How can both happen on the same day? 

“Markets do not report on what’s happening,” said Tony Ogorek of Ogorek Wealth Management. “Markets look through what’s happening and look out further. What the market’s saying is I got it, unemployment went up… however the government is releasing a combination of fiscal and monetary stimulus that is equalling about $6 Trillion total.”

“From an economics standpoint, that’s sort of our version of the A-Bomb.”

The stimulus helped the markets this week, so did the constant red the Dow had been looking at.

“We had sustained selling,” Ogorek said. “I think it got to such a point, that it began to snap back, and that’s what we’ve been seeing over the past three days. My sense is that what we saw was really a relief rally, and the vast majority of times you get a relief rally, you are going to re-test the lows.”

Which means the impact of the past two weeks may still be felt.

Revenue has collapsed at restaurants, hotels, movie theaters, gyms and airlines. Auto sales are plummeting, and car makers have closed factories. Most such employers face loan payments and other fixed costs, so they’re cutting jobs to save money.
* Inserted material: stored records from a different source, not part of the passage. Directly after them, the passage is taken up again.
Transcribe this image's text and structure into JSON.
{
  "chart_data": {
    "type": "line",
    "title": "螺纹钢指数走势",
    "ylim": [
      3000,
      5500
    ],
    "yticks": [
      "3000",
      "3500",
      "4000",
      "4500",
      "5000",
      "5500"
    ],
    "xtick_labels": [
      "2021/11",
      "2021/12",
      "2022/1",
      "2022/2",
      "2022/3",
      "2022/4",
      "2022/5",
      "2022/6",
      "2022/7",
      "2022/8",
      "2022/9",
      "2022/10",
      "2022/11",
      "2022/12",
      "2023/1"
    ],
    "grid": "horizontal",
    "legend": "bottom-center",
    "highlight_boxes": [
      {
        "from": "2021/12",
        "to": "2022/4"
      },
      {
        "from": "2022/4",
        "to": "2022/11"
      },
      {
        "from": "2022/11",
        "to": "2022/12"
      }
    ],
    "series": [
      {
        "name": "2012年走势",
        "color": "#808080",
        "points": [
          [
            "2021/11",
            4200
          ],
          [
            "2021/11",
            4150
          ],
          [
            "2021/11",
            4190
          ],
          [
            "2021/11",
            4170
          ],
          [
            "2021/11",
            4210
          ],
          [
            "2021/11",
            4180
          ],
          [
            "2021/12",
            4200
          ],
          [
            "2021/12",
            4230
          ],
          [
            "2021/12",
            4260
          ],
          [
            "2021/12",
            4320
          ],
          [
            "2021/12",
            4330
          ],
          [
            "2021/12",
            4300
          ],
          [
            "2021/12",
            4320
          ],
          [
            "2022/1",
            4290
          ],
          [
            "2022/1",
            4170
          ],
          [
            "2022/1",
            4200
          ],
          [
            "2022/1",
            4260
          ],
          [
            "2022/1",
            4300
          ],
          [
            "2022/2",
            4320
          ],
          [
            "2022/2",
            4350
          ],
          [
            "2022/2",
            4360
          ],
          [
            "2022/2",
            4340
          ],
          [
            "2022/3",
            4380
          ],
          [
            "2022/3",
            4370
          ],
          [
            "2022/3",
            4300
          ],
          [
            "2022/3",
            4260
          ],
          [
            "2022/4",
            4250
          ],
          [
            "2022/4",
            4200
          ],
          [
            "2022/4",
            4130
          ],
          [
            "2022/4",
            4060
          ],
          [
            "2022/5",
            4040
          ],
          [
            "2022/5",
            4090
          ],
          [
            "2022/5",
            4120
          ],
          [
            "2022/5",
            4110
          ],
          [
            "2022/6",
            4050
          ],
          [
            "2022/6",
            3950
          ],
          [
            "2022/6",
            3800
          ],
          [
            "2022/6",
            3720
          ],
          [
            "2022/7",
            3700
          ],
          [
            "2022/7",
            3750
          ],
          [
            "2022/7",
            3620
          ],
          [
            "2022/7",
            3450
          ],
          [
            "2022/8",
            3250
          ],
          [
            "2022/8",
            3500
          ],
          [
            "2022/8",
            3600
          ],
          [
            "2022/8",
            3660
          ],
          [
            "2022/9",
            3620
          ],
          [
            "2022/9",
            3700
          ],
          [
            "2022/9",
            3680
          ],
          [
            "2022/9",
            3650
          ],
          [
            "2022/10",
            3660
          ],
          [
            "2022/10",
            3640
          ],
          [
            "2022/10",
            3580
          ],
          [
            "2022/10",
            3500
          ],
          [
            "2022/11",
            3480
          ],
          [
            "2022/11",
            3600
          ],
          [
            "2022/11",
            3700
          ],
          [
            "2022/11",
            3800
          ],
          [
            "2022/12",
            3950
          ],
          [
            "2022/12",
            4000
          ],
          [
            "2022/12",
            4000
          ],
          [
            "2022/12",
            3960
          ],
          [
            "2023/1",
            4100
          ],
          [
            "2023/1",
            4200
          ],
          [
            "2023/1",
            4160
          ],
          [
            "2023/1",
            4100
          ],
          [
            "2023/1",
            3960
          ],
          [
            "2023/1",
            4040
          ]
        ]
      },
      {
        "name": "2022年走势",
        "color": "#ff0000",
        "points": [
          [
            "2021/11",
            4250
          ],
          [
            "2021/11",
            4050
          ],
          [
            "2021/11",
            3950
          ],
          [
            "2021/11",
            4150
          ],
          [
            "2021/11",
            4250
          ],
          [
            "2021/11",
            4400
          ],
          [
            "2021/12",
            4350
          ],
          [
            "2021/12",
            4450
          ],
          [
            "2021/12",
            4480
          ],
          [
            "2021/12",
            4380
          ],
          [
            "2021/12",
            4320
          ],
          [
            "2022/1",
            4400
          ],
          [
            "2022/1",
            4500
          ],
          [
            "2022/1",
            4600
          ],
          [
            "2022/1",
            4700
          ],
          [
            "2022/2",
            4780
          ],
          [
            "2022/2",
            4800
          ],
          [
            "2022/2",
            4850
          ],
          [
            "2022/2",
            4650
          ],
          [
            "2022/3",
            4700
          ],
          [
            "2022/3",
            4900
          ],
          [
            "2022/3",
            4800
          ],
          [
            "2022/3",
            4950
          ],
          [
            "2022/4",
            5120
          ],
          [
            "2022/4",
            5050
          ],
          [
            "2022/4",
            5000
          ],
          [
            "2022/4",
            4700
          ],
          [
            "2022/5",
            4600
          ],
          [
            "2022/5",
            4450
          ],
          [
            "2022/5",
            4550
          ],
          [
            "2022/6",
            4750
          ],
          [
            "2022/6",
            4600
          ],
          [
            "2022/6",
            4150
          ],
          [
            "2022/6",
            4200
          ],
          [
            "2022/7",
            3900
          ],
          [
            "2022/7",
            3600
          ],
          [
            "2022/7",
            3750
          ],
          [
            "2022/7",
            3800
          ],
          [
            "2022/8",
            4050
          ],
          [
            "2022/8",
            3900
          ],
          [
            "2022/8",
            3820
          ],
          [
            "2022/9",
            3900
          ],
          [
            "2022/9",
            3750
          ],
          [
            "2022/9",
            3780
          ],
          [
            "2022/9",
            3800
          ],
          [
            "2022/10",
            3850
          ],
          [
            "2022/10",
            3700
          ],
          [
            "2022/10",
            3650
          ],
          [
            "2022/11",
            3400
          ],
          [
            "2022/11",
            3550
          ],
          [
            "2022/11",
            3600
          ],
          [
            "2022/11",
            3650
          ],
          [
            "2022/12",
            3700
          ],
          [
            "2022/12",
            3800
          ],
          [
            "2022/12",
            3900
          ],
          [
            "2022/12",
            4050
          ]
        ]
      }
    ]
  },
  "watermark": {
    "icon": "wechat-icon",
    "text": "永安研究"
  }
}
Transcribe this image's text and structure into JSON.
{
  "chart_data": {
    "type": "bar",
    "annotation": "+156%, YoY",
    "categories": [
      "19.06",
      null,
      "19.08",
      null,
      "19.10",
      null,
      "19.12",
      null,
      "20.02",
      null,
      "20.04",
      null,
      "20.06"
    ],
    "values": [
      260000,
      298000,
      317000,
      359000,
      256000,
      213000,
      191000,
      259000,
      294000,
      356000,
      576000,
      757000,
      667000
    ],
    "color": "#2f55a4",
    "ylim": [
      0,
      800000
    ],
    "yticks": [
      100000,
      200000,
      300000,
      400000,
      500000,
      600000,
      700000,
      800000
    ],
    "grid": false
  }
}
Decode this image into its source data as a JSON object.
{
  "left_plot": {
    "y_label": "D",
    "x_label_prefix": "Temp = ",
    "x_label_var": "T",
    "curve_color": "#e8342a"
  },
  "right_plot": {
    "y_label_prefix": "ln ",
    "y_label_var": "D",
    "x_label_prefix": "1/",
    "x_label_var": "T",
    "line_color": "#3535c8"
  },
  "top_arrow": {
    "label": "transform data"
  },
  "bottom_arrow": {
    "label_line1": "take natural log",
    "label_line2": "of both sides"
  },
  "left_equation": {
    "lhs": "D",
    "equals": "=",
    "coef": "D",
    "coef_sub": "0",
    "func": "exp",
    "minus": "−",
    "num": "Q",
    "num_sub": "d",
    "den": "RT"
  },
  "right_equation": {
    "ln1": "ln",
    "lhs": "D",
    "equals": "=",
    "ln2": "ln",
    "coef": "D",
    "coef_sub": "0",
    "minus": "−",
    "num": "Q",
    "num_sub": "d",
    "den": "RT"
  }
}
As job losses mount, some economists say the nation’s unemployment rate could approach 13% by May. By comparison, the highest jobless rate during the Great Recession, which ended in 2009, was 10%.

Unemployment claims have skyrocketed
ABC News

Many people who have lost jobs in recent weeks, though, have been unable to file for unemployment aid because state websites and phone systems have been overwhelmed by a crush of applicants and have frozen up. That logjam suggests that Thursday’s report actually understates the magnitude of job cuts last week. 

So does the fact that workers who are not on company payrolls — gig workers, free-lancers, the self-employed — aren’t currently eligible for unemployment benefits even though in many cases they’re no longer able to earn money.

Ogorek believes all of those factors will hit Wall Street at some point.

“I don’t think this is the beginning of the end… in all likelihood we are going to re-test those lows we saw in the future.”